Выбрать главу

Джорджия вдруг принялась истерически хохотать. Да и что ей еще оставалось?

Расс как-то странно покосился в ее сторону.

— Что-то я не уловил шутки, — всполошился Сэм.

Джорджия прикрыла ладонью рот:

— Забудь, это я так, — потом набрала полную грудь воздуха и решительно расправила плечи. — Итак, — объявила она, поймав на себе удивленный взгляд мужа, — вот, слушай, что я намерена сделать. Поеду в супермаркет, куплю отбеливатель и приведу в порядок носки моих детей. Прямо сейчас. Как тебе эта идея? Что молчишь? Или это так ужасно?

— Да нет… — протянул Сэм. — Просто я что-то не улавливаю… какое это имеет отношение к нашей сделке?

— Никакого, — отрезала Джорджия. — А что касается нашей сделки, то мой ответ — нет. Во всяком случае, до тех пор, пока они не снимут это свое дурацкое условие насчет того, чтобы я осталась у руля. Больше я с места не сдвинусь — буду руководить из дома. А вы станете звонить мне по телефону. Но с поездками покончено раз и навсегда.

— Они могут отказаться.

— Тогда найдем других, — рявкнула она. — Я все сказала.

* * *

К тому времени, когда утро пятницы плавно перетекло в середину дня и Аманда отправилась на работу, она чувствовала себя такой же сильной и уверенной в себе, как Джорджия. День, проведенный в объятиях Грэхема, был для нее словно эликсир жизни, особенно если вспомнить, как они провели этот самый день. Конечно, интеллектуальным общением это не назовешь, хмыкнула про себя Аманда. Естественно — ведь они благоразумно не вдавались в нескончаемые дискуссии на тему взаимного доверия или общения между супругами, не пытались отыскать корни подозрений, отравлявших им жизнь, старательно избегали любого упоминания о многочисленных родственниках Грэхема, и особенно тщательно — о беременности и детях.
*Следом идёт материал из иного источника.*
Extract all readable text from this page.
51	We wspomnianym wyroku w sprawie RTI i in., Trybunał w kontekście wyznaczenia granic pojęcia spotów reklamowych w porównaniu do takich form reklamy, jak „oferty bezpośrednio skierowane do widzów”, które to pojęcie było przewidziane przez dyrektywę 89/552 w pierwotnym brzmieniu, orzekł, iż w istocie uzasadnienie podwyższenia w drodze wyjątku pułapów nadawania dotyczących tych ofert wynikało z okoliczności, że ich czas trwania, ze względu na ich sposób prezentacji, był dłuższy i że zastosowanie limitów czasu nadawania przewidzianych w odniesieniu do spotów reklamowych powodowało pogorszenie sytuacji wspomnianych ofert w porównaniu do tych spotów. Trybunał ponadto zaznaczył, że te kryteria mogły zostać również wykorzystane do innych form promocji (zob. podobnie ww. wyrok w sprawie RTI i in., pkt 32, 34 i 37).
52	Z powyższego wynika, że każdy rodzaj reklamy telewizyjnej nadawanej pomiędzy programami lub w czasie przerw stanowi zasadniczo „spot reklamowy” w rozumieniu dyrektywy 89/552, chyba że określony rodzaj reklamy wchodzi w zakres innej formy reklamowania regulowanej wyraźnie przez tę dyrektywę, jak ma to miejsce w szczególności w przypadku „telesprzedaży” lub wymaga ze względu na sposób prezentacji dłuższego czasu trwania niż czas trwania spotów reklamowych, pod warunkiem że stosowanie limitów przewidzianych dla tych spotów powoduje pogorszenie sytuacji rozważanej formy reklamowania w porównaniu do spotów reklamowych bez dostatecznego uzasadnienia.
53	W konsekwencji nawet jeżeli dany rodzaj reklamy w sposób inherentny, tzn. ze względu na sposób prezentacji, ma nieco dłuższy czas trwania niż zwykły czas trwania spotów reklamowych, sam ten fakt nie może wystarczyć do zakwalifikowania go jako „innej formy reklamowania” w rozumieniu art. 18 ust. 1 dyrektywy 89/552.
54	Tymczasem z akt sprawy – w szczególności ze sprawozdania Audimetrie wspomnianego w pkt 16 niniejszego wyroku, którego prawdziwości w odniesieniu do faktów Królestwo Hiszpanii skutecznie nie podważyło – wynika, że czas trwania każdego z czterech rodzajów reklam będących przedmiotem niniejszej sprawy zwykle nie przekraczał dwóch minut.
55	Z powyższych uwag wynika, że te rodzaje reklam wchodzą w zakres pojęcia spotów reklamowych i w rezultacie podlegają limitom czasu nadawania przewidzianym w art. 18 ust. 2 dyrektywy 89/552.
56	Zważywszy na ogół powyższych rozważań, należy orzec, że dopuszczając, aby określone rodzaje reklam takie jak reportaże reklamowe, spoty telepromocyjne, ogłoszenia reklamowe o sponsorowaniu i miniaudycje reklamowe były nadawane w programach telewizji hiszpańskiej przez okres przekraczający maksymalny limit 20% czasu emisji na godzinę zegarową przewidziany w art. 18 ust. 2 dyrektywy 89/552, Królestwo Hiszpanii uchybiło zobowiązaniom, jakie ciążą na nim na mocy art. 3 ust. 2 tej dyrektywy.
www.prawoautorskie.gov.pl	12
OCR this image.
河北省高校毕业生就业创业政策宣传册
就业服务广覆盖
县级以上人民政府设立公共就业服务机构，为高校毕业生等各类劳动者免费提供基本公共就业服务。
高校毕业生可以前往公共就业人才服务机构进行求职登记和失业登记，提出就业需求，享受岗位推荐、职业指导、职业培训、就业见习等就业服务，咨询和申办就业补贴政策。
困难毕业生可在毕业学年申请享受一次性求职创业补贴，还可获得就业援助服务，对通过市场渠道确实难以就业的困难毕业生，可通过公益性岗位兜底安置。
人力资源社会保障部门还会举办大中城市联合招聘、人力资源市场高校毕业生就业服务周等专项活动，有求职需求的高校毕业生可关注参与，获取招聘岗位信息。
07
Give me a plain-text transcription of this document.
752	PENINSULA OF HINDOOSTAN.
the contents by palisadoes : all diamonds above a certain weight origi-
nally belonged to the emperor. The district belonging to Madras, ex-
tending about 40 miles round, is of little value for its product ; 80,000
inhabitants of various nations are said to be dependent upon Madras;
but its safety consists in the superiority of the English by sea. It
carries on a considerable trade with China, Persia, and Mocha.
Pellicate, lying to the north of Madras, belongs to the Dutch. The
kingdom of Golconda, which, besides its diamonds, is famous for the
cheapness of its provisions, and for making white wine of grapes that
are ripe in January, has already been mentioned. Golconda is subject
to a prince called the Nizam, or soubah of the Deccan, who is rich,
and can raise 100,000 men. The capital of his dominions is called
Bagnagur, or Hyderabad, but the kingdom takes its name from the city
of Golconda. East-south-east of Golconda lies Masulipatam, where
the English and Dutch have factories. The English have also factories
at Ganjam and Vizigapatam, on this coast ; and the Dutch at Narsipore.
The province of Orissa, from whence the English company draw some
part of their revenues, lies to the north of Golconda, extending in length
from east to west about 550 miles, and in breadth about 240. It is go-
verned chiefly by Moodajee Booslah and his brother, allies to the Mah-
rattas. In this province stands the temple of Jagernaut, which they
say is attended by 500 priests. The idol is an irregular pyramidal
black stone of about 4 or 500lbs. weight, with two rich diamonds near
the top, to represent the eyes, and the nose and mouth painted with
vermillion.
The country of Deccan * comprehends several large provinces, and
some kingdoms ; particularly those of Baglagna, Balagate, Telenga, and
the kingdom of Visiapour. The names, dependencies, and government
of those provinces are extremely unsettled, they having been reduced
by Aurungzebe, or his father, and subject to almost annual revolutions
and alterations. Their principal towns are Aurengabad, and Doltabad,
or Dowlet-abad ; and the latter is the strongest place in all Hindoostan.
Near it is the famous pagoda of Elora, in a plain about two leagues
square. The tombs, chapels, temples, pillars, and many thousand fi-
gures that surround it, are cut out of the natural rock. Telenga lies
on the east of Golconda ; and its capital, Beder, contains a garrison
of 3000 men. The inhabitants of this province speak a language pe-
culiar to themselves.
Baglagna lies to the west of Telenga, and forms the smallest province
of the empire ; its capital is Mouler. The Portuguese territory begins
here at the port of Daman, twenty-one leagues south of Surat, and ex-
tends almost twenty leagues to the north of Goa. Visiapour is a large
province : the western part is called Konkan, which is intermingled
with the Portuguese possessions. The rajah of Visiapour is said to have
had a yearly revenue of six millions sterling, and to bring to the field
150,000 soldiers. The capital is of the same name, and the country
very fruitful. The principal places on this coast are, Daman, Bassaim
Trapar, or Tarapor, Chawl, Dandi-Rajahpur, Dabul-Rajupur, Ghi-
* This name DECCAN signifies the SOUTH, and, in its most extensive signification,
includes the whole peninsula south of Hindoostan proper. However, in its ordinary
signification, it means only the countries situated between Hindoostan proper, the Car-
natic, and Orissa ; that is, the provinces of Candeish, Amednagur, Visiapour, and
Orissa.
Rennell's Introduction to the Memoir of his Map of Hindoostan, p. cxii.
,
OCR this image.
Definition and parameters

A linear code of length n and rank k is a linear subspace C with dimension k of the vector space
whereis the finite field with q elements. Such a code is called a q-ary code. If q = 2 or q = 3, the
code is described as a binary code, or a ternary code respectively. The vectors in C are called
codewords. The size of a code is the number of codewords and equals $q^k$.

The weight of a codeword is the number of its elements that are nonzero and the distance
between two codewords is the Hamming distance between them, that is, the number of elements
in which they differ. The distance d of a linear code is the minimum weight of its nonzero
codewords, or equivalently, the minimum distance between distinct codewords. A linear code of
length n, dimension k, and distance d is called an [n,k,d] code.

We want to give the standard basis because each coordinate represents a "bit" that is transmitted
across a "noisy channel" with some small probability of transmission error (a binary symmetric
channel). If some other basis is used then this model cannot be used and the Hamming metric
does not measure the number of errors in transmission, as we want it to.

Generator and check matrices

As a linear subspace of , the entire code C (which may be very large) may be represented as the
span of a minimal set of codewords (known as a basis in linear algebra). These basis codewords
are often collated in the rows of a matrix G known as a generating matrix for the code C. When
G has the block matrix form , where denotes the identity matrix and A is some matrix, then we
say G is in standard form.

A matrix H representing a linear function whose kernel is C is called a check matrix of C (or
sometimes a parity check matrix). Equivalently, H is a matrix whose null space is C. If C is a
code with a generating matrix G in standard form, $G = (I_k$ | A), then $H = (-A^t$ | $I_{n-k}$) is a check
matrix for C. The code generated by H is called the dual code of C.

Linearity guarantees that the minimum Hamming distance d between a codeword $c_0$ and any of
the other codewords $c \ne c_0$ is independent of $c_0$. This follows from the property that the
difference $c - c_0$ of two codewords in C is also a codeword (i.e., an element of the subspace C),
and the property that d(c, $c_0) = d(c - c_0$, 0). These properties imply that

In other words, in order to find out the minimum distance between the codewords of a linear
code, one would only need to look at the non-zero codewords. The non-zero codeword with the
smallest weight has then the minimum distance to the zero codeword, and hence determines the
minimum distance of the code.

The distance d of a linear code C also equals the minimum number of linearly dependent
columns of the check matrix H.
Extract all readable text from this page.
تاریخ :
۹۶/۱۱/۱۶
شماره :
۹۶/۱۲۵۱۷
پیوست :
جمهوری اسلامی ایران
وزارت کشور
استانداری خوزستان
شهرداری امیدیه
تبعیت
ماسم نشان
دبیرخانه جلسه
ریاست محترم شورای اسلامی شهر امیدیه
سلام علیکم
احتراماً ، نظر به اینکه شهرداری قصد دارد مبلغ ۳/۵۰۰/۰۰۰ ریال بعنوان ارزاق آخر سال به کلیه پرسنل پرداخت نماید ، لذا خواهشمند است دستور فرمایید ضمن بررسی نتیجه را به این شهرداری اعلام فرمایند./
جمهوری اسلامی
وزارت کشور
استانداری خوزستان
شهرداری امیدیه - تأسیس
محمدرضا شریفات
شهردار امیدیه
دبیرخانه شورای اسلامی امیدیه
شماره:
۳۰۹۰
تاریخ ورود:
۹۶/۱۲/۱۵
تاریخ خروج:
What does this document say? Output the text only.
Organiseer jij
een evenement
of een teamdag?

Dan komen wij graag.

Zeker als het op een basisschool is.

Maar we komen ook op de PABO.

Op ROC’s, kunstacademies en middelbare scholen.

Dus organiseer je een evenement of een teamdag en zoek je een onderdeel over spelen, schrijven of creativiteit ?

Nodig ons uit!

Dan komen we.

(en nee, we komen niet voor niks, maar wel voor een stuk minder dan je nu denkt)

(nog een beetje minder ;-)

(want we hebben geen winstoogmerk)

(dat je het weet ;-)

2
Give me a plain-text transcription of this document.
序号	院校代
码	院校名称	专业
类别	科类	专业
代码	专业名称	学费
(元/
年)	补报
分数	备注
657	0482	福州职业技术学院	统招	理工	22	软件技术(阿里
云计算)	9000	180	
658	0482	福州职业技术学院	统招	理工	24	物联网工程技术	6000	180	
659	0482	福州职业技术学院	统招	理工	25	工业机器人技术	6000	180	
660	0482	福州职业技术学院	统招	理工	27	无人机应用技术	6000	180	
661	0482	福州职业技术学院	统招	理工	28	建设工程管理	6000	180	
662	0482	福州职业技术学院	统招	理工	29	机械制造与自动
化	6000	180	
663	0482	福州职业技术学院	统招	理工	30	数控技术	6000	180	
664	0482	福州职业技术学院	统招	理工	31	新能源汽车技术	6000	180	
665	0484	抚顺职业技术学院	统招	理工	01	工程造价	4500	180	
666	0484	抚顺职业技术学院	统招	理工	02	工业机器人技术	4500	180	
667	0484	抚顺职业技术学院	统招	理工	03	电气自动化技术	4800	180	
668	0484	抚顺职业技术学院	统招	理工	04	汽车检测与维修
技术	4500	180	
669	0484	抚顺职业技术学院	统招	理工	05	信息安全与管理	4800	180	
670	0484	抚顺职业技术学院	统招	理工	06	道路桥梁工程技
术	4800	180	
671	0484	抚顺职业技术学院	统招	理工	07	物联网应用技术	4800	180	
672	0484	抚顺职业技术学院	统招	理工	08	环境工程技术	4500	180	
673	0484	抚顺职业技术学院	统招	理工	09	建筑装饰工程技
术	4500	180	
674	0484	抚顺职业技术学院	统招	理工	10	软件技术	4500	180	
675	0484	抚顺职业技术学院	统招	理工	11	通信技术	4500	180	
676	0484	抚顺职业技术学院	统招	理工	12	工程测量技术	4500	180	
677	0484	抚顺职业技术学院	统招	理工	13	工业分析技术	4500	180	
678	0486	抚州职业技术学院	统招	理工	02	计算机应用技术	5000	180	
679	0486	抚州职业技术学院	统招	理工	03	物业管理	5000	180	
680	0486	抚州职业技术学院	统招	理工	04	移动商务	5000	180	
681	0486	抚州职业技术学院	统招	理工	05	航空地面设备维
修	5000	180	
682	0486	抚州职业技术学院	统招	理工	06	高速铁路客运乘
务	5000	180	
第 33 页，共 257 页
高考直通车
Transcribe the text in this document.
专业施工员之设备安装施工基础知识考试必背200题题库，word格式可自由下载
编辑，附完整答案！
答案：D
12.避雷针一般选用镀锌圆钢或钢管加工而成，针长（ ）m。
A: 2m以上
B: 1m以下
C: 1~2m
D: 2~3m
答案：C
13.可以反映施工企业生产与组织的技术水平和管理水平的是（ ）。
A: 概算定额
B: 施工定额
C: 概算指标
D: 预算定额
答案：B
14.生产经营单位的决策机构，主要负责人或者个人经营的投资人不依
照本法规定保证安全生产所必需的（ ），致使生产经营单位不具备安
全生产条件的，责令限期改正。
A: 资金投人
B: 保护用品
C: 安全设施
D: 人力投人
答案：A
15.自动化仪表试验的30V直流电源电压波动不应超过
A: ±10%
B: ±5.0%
Весь этот день был таким… земным, что ли. Или приземленным. Им и в голову не пришло натянуть на себя что-нибудь из одежды — да и зачем, если они практически не вылезали из постели? Раза два звонил телефон, но они предпочли не брать трубку, предоставив все автоответчику. Они целовались. Они ласкали друг друга. Они занимались любовью столько раз, что Аманда под конец даже сбилась со счету, засыпали, чтобы потом, проснувшись, снова предаться любви. Стояли вместе под душем. Проголодавшись, они вытащили из холодильника замороженную пиццу и съели ее прямо в постели. Они отплясывали под Дока Ватсона, прижавшись друг к другу обнаженными телами и ритмично раскачиваясь в зажигательном ритме буги, и пятки их отбивали дробь на полу спальни.

Это был чистой воды секс — такой же дикий и такой же волнующий, как в первые годы их брака. Страсть и желание, словно огненная лава, уничтожили все, что встало между ними. Наконец они были вместе — только он и она, и за них, не сговариваясь, говорили их тела. Это было новое начало.

Это было словно побег из реальности, но Аманда не жалела ни о чем. Не жалела — до тех пор, пока внутренний голос, пробудившийся от спячки, ворчливо не напомнил ей о том, что жизнь как-никак продолжается. У нее была назначена куча встреч и такое же количество звонков; впрочем, и у Грэхема тоже дел было невпроворот. Неумолимо надвигались выходные, стало быть, каждый час рабочего времени был на вес золота.

Но это только небольшая передышка, заверил Грэхем. После того как они разъехались по делам, он чуть ли не каждый час писал ей письма по Интернету, да еще звонил — два раза до ленча и два — после. А когда она около четырех вернулась из школы, Грэхем уже ждал ее в дверях, зажав под мышкой два огромных пакета из супермаркета.

Глава 18

На какую-то долю секунды ее захлестнул необъяснимый страх. Подобравшись, Аманда похолодела. Но что-то в его улыбке — не той, ирландской, которой славились все без исключений О’Лири, а в той, что принадлежала только ее Грэхему — прогнало ее страхи. Не дав ей и слова сказать, он объявил, что дает ей пять минут — на то, чтобы принять душ. И все — никаких объяснений. Через пять минут его грузовичок уже несся на север.